2019年7月22日月曜日

2019.07.07 歌劇「歌法師 蓮生」 宇都宮市民芸術祭40周年記念事業

宇都宮市文化会館 大ホール

● 開演は午後2時。チケットはSとAの2種。行こうか行くまいか。後者に傾いていた。が,その傾きを押し返して,出かけてみましたよということ。
 なので,当日券を買って入場した。A席の当日券が3,500円。

● 鎌倉幕府の御家人であった,宇都宮家第5代当主の宇都宮頼綱が出家して実信房蓮生と号した。その蓮生が物語の主人公。
 「百人一首の生みの親「歌法師 蓮生」物語」というのが副題なんだけれども,いくら何でもそれは言いすぎだろうと思われることはさておく。
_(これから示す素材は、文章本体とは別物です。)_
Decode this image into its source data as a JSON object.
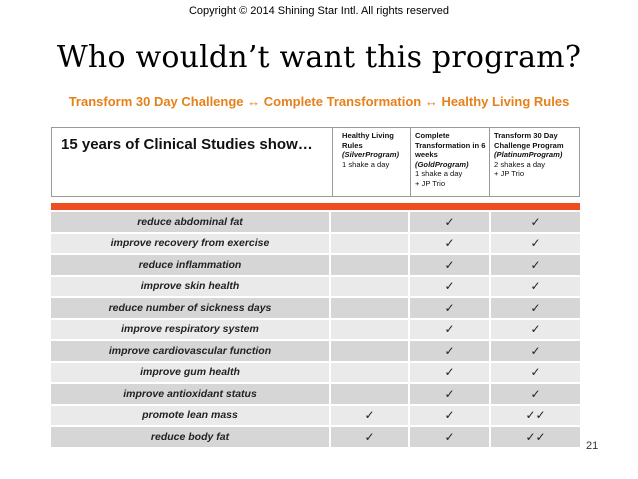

● さておくけれども,小倉百人一首は藤原定家が編纂したものであって,だからこそ価値を持つ。室町後期に出た「宗祇抄」によって,小倉百人一首は一般にも知られるようになった。それによって,蓮生の名も後世に残ることになった。
 蓮生は発注者には違いないし,発注できるだけの財と縁戚関係を築いていたことは間違いないけれども,触媒としての役割に限ってもその功績は限定的ではないか。蓮生は歌人としてよりもむしろ武人として,あるいは事業家として,時代に対して貢献しているように思われる。

● 蓮生は伊予国守護にも任ぜられている。彼自身が任地に赴いたのかどうかは知らないけれども,愛媛県の西部(大洲,八幡浜,宇和島あたり)には,かなりの数の宇都宮さんがいる。
 彼らのすべてが宇都宮氏の子孫かどうかはわからないが,宇都宮氏の子孫が宇都宮市に存在しているとは聞いたことがない。本貫の地ではなく遠く離れたところに命脈を保っているのは,しかし,普通にあることだろう。

● 蓮生は88歳で京都で没している。当時の88歳だ。歌にだけ没頭していた,内省的で青白きインテリであったはずがない。
 彼にとっての歌は,おそらくそれなしではすまないというものではなく,スタイルのひとつに過ぎなかったのではないかと思ってみる。宇都宮歌壇というのも,自分を装飾するもののひとつだったと見なしていたろう。
 若い頃の波瀾万丈や散財を思うと,遊びも派手であったろう。むしろ,そういうところにぼくは惹かれる。誰か彼の人物像を再造形してくれないだろうか。

● ところで,これはオペラなのかオペラとは似て非なるものなのか,面白いのかつまらないのか。どうもよくわからなかった。判別がつかない。
 まず,合唱を除くと歌らしきものがない。第2幕第1場の為家と小萩の二重唱が唯一の例外。あとは歌なのか節の付いた台詞回しなのか,どうもよくわからん。

● その台詞が冗長だ。冗長と感じるのは台詞で状況や経過の説明をしているからで,その説明はすべて要らないのじゃないか。
 なぜかというに,傀儡子を3人も登場させて,説明を請け負わせているからだ。それで背景は充分にわかる。

● それとは別に,言葉の刈り込みが足らないと感じた。というか,刈り込んでいない。足し算ばかりで引き算がない。
 まぁ,引き算は気づきにくいから,きちんと抑制は効かせてあったのに,こちらが感知できなかっただけかもしれない。その可能性は大きい。
 その上での話なのだが,その台詞を聴かされるのは,たとえ節が乗っていたとしても,けっこう辛い。

● 逆にいうと,この脚本でここまで持ってこれたのは大したものだとも思う。照明の使い方,セットの使い回しといった舞台設営の妙もあるのだけれど,蓮生の奥方の初瀬を演じた伊藤裕美さんの功績が大きい。
 それから,舞台袖に控えて尺八を担当した福田智久山さん。この尺八がじつにもって効果的で,空気を切り裂かないのに鋭角的に遠くまで吹き渡っていく。不思議な調べだな。
 千年前の京都という設定にうまくはまるのだ。この舞台の前提には“幽玄”が横たわっている。いや,そうであるはずだという前提にこちらが立ってしまっている。その浅はかな思い込みかもしれないこちらの姿勢に,尺八は絶妙に絡んでくる。

● 結局のところ,オペラっていうのは,演者の個人技の集積だと思っている。総合芸術には違いないんだろうけど,核にあるのは個人技。脚本だの演出だのは,その邪魔さえしなければそれでいい。
 どうもモヤッとしたものが残るのは,その個人技を十全に出させていなかったからではないか,と。